ギマ
ぼんやりと、思い出す。
*
朝──
ひどく痛む前頭部をおさえながら、なんとか身をおこす。
体調が悪いのは、脱水のためか。硬い寝台も理由のひとつかもしれない。
デイジーベルで手に入れたスーツのおかげで、少なくとも首から下は、快適な温度に保たてれている。砂漠で長時間歩いても生きていられたのは、そのためだろう。しかし、直射日光にやられた頭のダメージは、まだ回復していないようだ。
喉がひりつくように乾いている。昨晩、わずかに与えられた水は、とっくに汗となって出ていってしまった。

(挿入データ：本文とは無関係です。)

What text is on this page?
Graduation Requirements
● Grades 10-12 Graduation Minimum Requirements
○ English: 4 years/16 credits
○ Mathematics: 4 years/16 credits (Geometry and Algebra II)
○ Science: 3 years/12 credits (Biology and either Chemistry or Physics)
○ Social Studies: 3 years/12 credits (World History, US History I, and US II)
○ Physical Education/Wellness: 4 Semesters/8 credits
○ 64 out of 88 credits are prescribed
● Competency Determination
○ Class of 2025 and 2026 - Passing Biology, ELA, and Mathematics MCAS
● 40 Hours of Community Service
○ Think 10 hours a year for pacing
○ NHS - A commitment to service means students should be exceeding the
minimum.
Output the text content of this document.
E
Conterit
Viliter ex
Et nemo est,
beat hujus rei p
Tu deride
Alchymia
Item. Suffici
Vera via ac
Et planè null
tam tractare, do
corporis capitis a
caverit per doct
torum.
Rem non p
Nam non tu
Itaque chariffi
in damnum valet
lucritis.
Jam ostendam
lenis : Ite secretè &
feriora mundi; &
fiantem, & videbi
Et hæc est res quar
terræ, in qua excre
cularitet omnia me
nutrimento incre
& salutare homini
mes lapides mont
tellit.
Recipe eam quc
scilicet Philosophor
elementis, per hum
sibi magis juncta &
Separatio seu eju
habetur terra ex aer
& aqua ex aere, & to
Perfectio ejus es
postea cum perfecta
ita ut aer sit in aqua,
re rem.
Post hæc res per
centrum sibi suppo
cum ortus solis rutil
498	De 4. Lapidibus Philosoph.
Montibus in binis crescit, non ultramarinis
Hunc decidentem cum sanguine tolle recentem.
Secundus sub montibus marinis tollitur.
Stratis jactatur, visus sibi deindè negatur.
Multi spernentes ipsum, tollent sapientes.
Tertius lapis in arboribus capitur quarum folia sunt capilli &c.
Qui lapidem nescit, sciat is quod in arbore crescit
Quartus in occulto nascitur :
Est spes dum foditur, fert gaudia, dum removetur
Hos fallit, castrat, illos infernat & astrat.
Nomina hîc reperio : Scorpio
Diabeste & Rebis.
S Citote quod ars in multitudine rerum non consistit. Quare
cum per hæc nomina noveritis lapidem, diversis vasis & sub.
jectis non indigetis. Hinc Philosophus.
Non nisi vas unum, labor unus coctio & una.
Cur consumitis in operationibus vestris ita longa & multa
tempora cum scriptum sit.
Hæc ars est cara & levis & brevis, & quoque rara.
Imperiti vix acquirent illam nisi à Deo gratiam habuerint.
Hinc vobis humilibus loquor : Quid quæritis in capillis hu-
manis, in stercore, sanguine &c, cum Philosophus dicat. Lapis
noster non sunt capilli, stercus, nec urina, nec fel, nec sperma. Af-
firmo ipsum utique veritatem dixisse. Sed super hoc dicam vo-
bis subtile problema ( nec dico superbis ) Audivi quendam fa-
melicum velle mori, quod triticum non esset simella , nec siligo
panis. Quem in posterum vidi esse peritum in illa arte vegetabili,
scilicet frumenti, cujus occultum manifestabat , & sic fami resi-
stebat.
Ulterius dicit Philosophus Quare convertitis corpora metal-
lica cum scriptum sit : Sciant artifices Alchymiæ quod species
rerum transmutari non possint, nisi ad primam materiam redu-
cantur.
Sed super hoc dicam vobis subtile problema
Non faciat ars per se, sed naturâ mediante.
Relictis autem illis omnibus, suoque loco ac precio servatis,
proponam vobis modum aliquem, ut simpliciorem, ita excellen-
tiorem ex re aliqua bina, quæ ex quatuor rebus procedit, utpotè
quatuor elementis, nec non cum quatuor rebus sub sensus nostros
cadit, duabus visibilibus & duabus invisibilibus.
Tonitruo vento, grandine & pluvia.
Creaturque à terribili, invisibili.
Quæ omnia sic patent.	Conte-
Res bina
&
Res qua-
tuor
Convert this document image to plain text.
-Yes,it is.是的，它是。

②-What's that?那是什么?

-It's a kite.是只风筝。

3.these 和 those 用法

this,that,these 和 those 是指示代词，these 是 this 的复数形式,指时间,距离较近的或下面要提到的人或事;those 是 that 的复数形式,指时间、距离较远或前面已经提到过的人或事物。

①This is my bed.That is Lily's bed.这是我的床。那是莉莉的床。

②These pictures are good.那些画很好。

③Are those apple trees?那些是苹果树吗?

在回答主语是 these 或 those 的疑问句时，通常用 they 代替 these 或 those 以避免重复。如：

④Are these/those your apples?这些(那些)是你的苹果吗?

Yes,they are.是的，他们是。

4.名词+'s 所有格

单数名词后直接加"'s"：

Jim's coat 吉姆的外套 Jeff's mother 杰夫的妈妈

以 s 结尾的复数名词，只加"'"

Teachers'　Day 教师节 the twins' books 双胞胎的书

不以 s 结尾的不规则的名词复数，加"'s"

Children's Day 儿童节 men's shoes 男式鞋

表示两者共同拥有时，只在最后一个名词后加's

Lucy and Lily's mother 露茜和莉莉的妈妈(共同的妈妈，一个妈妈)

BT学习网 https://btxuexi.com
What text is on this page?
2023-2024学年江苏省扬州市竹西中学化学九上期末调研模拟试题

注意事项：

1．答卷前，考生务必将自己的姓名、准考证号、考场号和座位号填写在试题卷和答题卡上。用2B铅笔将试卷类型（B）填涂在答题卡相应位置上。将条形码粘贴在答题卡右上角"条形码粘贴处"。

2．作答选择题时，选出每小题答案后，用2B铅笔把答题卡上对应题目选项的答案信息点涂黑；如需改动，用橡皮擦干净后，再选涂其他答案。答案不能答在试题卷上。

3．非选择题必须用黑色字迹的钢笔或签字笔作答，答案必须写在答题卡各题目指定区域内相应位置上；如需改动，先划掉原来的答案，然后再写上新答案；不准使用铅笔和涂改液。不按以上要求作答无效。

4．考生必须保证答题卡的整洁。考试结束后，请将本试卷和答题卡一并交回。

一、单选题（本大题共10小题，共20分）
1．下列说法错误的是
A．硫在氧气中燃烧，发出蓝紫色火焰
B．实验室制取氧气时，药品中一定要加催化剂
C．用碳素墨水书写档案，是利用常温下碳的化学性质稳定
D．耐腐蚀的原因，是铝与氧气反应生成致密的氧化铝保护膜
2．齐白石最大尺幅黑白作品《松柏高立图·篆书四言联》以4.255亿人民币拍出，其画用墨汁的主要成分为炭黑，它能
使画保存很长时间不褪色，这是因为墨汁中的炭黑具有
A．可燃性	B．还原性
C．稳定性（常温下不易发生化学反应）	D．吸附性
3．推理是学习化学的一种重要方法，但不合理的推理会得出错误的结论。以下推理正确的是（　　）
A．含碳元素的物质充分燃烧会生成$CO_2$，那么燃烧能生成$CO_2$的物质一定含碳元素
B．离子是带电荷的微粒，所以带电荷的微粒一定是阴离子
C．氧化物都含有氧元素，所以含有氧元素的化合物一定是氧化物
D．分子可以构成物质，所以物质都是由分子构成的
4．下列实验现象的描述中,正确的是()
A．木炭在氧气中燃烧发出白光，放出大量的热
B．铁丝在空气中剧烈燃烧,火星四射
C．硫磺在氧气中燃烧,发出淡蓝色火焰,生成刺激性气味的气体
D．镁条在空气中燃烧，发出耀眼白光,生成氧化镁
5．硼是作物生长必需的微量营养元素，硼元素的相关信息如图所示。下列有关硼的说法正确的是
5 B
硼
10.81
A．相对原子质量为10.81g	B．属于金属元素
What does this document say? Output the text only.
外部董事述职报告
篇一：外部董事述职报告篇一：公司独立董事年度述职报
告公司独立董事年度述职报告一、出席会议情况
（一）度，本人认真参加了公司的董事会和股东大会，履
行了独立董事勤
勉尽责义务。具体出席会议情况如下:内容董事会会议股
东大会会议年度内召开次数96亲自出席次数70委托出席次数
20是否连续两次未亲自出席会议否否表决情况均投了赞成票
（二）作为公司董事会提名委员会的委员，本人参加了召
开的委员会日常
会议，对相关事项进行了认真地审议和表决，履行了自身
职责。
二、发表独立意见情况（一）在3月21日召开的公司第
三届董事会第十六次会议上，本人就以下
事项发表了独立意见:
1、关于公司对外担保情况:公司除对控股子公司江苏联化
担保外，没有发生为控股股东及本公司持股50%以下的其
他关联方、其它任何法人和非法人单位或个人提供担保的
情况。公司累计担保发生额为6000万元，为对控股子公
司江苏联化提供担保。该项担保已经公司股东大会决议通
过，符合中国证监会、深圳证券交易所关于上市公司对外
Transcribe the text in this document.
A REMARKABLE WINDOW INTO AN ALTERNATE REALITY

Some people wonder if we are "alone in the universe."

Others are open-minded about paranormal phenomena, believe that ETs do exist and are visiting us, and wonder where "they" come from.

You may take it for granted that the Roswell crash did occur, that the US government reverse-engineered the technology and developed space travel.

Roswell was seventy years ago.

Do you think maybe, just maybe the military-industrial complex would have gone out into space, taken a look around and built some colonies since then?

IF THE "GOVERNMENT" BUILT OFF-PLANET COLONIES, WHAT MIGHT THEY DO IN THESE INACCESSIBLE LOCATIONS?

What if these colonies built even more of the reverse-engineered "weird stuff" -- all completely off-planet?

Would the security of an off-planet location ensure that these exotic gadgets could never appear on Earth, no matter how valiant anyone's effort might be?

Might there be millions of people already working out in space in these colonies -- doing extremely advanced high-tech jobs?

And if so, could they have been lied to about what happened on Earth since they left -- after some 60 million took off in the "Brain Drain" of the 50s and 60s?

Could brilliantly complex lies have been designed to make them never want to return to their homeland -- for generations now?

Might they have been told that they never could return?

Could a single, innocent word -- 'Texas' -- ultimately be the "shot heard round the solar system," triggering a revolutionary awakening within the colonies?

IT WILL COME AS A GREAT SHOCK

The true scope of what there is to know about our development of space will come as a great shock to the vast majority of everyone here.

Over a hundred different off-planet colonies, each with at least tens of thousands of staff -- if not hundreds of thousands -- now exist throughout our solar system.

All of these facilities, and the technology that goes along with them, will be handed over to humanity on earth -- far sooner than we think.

眉をしかめながら顔をあげると、すぐそばに、風の民がひとり、立っている。
大柄で、ごつごつした手。
ハ・ル・シティからはるか南の辺境で、空草などを狩りながら暮らしている男である。
「……ギマ、」
朱里は、親しみをこめてそう呟いた。そのつもりだったが、実際には、かすれた声しか出なかった。
「アカリ、大丈夫か。」
「ええ、大丈夫」
なるべく本当にきこえるように、答える。
「きのうより体調がわるそうだ。」
わかるのか。自分には、ギマの表情もわからないが。
「ええ、……ちょっと、水が」
「そうか。……君が生きるには水が大量に必要なようだ。たぶん、食べ物もおれたちとは違うんだろう。」
きのうむりに口に入れた枯れ枝のようなものを思い出して、朱里はうなずいた。
「ここでは、水はとても高価だ。ここにいたのでは、君の生活は危険だ」
「ええ……」
「ハ・ル・シティへ」
「ハ・ル・シティ?」
「おれの、生まれた街だ。君をそこにつれていくよう、キャラバンに頼んだ」
「キャラバン?……きてるの?」
「昨日から滞在している。水を買うために呼んだんだ」
「そう……。」
朱里は、ぼんやりと視線をさまよわせた。
なんとなくめのまえが霞んでみえるのは、脱水のためばかりではないだろう。
涙がまぶたからおちるほど、水分に余裕はないが。
「……すまないな、アカリ」
しずかに、ギマはいった。身じろぎもせずに。
「いいえ。……ありがとう、ギマ」
うっすらと、心から笑いながら、朱里はこたえた。
*
キャラバンを仕切っているのは、グーラニという痩せた男だった。
かれは快活な笑い声をあげて、朱里を迎えいれた。
袋いっぱいの水を与えられ、一息ついた朱里が疑問を呈すると、グーラニは言った。
「だいじょうぶ。おれたちの組織は大きいんだ」
「組織? キャラバンの?」
「違うよ、
……シティについたら、仲間に会わせてやろう。みんな、いいヤツさ」
朱里はきょとんとして、カセイジンと目を見合わせた。